Probably they’re afraid because it might be related to their day job :/
> Probably they’re afraid because it might be related to their day job :/

A slightly more common scenario is an employer that insists on "we own everything, related to your job or not, that you do even on your own time and equipment" clauses in employee contracts even though such clauses don't happen to be enforceable in the relevant jurisdiction.

Rather than having to "clear through your manager and legal" every little thing to get it added to your contract's personal IP whitelist, publishing anonymously makes perfect sense, where the plan is to de-anonymize after employment ends, at which point (should said now-former-employer have a hissy fit), their own counsel will eventually inform them they don't have a leg to stand on. After sending at least one threatening letter, of course.
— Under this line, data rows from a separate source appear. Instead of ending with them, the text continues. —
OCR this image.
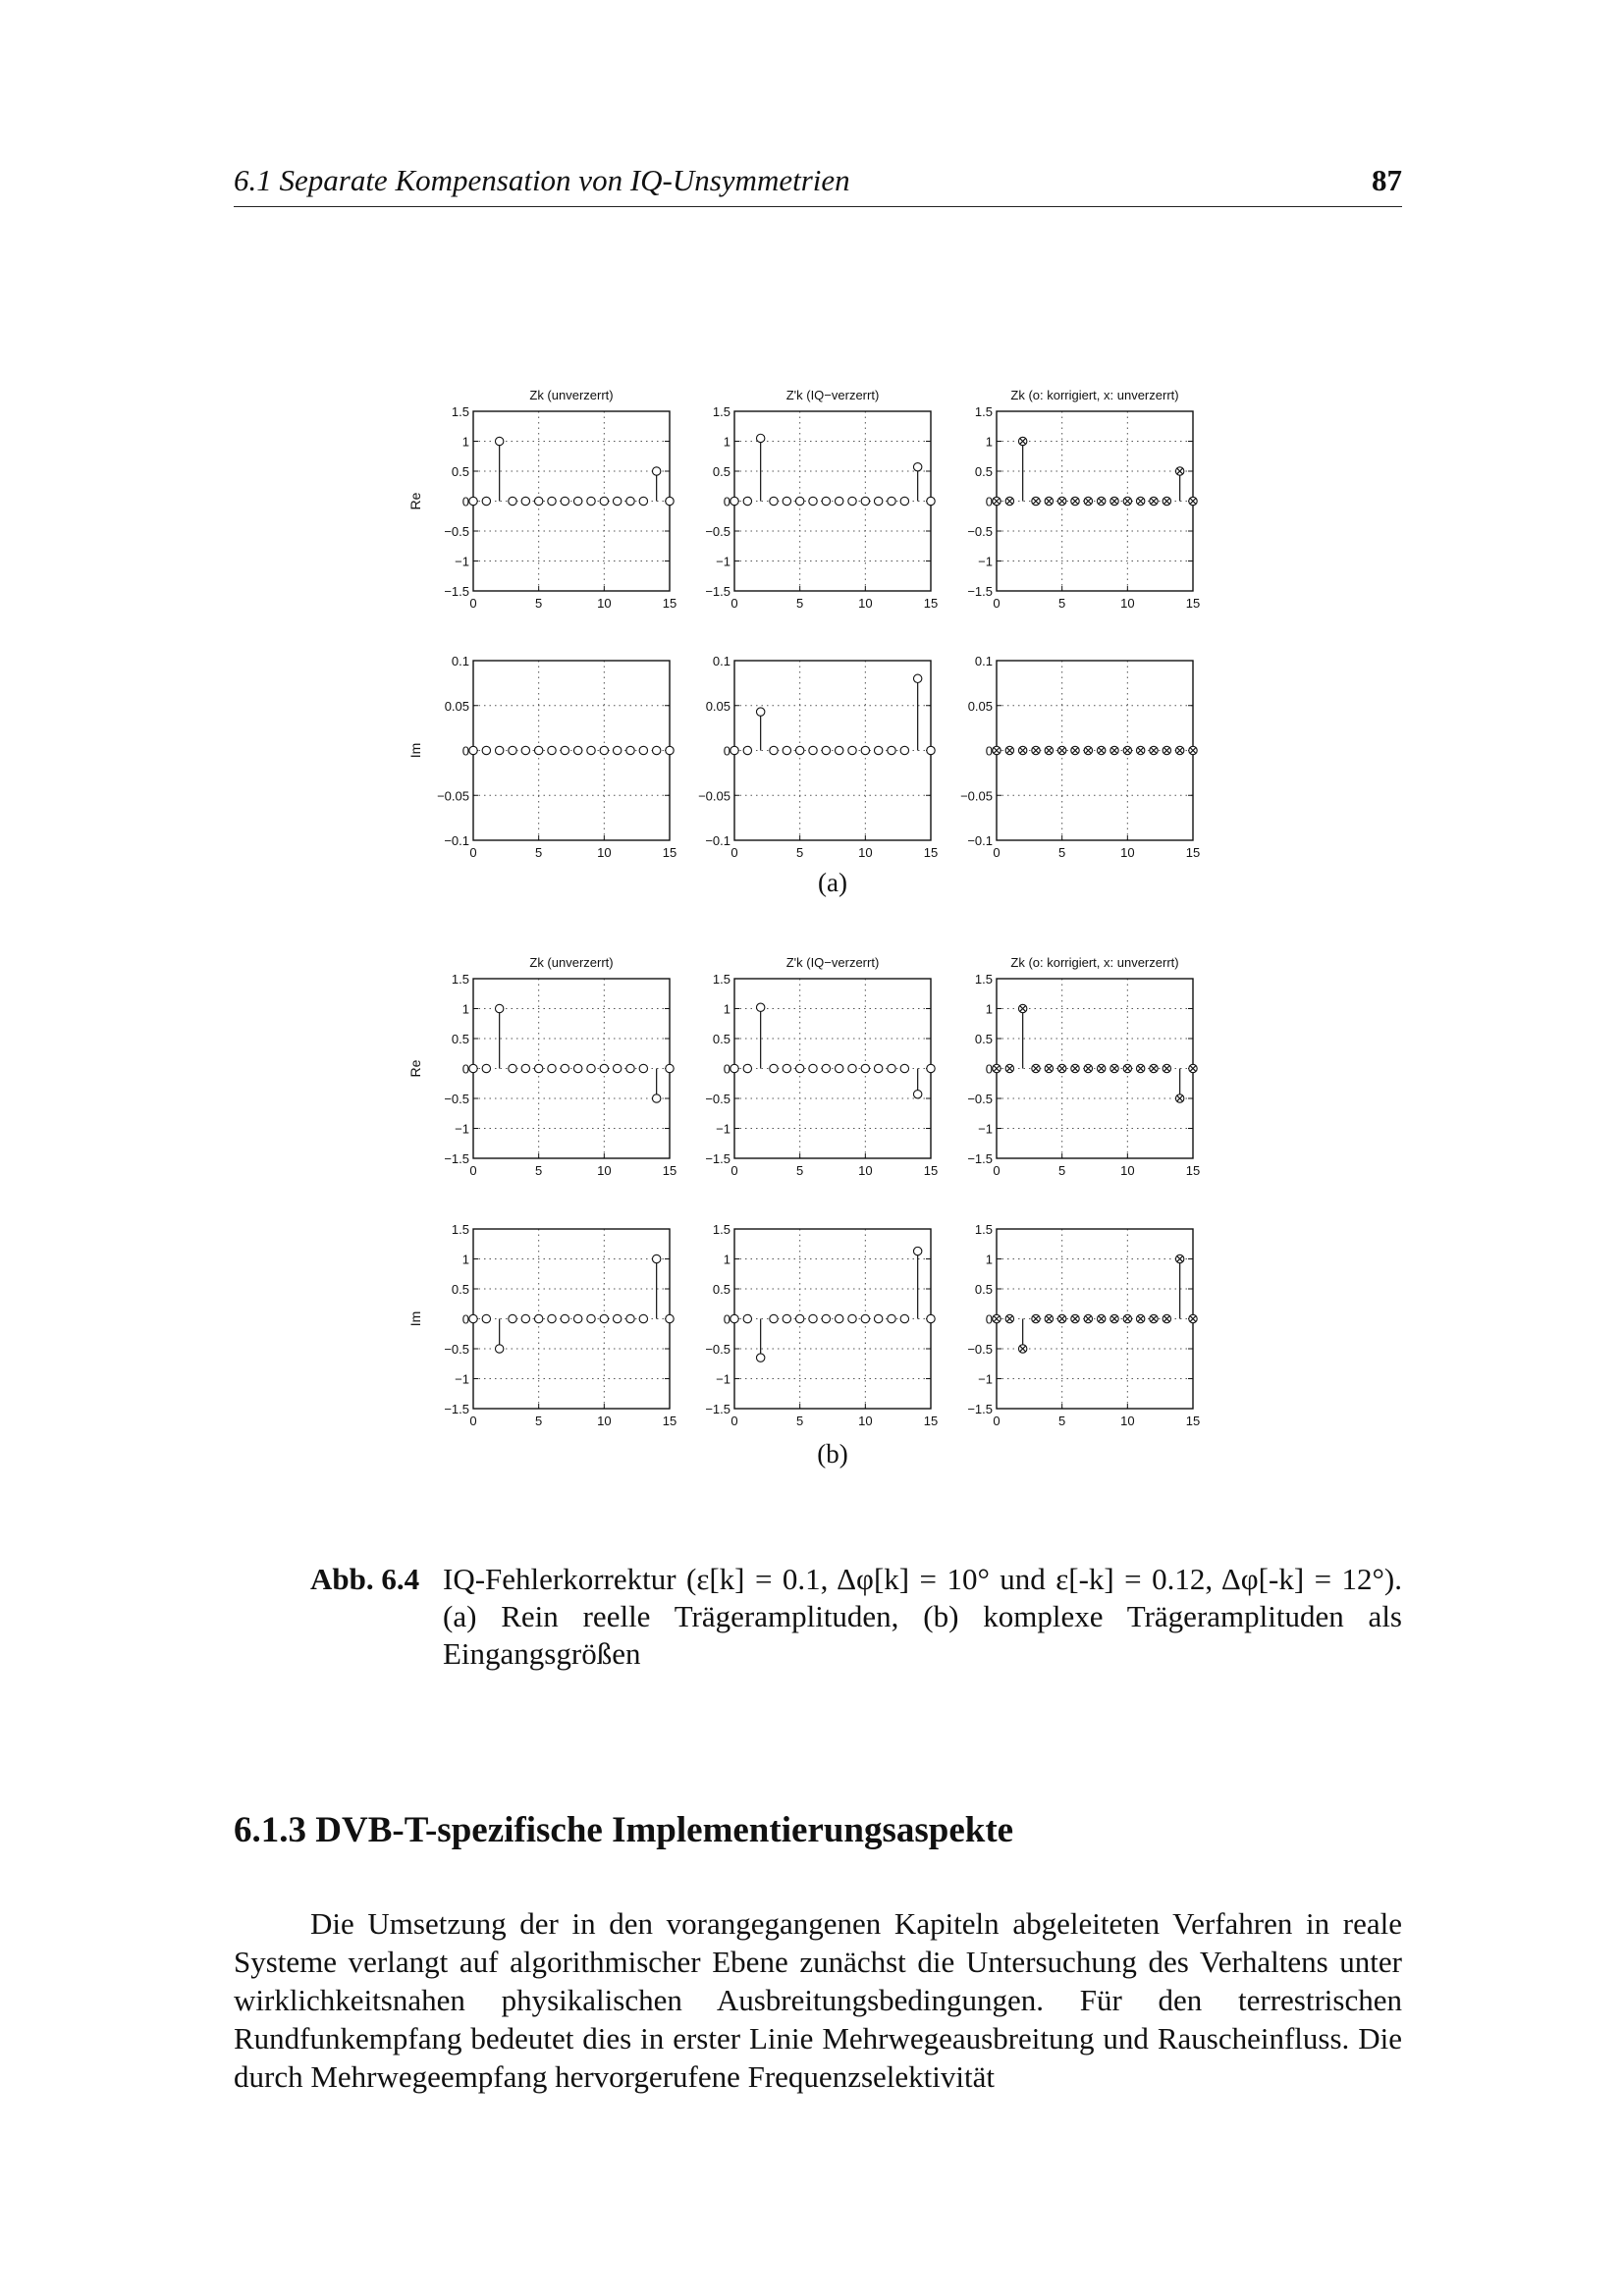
6.1 Separate Kompensation von IQ-Unsymmetrien	87
1.5
1
0.5
0
−0.5
−1
−1.5
0	5	10	15
Zk (unverzerrt)
Re
1.5
1
0.5
0
−0.5
−1
−1.5
0	5	10	15
Z'k (IQ−verzerrt)
1.5
1
0.5
0
−0.5
−1
−1.5
0	5	10	15
Zk (o: korrigiert, x: unverzerrt)
0.1
0.05
0
−0.05
−0.1
0	5	10	15
Im
0.1
0.05
0
−0.05
−0.1
0	5	10	15
0.1
0.05
0
−0.05
−0.1
0	5	10	15
1.5
1
0.5
0
−0.5
−1
−1.5
0	5	10	15
Zk (unverzerrt)
Re
1.5
1
0.5
0
−0.5
−1
−1.5
0	5	10	15
Z'k (IQ−verzerrt)
1.5
1
0.5
0
−0.5
−1
−1.5
0	5	10	15
Zk (o: korrigiert, x: unverzerrt)
1.5
1
0.5
0
−0.5
−1
−1.5
0	5	10	15
Im
1.5
1
0.5
0
−0.5
−1
−1.5
0	5	10	15
1.5
1
0.5
0
−0.5
−1
−1.5
0	5	10	15
(a)
(b)
Abb. 6.4 IQ-Fehlerkorrektur (ε[k] = 0.1, Δφ[k] = 10° und ε[-k] = 0.12, Δφ[-k] = 12°). (a) Rein reelle Trägeramplituden, (b) komplexe Trägeramplituden als Eingangsgrößen
6.1.3 DVB-T-spezifische Implementierungsaspekte
Die Umsetzung der in den vorangegangenen Kapiteln abgeleiteten Verfahren in reale Systeme verlangt auf algorithmischer Ebene zunächst die Untersuchung des Verhaltens unter wirklichkeitsnahen physikalischen Ausbreitungsbedingungen. Für den terrestrischen Rundfunkempfang bedeutet dies in erster Linie Mehrwegeausbreitung und Rauscheinfluss. Die durch Mehrwegeempfang hervorgerufene Frequenzselektivität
Another solution is to spam your manager (and legal) with every trivial 'invention' that pops into your head until they relent[0][1], but that can burn though political capital you may prefer to use for other purposes, and will probably only narrow the scope rather than remove the unenforceable clause.
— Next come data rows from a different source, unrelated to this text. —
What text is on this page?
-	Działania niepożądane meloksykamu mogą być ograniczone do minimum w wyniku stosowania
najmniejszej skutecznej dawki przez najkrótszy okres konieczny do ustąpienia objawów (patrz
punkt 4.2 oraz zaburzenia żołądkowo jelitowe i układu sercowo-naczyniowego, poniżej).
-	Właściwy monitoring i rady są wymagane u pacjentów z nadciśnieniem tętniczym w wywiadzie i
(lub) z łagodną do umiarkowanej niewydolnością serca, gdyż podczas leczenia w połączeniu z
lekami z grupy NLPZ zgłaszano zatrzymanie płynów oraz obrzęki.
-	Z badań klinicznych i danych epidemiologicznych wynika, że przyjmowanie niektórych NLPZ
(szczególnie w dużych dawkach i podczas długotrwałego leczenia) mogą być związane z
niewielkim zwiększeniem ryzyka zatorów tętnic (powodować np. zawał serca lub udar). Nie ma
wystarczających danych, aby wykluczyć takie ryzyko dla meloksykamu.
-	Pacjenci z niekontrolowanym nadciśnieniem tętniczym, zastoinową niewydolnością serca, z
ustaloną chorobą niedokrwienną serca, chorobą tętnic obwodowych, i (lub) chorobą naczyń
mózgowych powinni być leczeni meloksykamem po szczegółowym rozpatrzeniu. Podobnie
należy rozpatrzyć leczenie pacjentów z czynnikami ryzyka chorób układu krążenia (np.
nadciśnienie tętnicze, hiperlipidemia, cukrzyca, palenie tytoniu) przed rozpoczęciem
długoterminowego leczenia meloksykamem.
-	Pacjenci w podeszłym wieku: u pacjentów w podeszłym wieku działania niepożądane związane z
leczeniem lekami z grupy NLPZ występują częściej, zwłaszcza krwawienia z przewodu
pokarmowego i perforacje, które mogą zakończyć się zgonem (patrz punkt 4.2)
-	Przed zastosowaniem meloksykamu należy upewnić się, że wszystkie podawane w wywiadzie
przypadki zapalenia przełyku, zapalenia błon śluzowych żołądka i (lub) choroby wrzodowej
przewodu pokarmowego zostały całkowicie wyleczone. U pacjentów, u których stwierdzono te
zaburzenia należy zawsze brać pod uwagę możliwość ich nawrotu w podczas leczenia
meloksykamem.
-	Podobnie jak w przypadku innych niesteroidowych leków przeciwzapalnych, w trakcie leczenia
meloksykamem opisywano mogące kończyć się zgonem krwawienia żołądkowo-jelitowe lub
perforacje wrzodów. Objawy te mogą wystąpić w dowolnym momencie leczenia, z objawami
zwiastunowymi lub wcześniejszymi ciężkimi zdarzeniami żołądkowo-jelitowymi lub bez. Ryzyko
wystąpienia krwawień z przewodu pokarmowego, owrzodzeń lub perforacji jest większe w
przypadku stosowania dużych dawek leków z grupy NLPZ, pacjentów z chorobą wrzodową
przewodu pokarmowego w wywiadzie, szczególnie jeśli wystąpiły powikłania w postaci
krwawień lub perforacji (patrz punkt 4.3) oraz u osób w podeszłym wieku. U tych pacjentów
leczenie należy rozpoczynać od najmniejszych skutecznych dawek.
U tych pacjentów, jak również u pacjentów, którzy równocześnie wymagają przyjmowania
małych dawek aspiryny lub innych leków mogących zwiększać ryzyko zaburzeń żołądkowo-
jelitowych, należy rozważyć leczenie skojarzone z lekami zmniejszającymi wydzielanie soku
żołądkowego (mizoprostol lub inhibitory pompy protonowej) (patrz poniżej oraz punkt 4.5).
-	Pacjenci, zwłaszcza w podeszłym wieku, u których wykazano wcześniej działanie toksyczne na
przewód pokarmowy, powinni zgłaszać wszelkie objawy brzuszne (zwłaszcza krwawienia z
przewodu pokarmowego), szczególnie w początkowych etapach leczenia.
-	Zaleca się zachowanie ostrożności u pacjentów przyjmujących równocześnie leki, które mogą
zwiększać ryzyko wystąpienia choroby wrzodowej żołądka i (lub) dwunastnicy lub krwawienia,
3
[0] https://cr.yp.to/patents/tarzian.html (my favorite is invention #12)

[1] As examples I was seriously tempted to use: "Python, but with 1-based indexing", "LinkExchange, but for Wingmen", and "ROT-13 Markdown".

it need not be related to your job. some employer might ask that since you're skilled enough to do such thing, then you should have been performing extraordinarily on the job, even if you are already delivering what the job asks for, and just as good as your peers. at worst, some struggling poorly managed startup might even "turnaround" and eventually you don't own your side passion project anymore.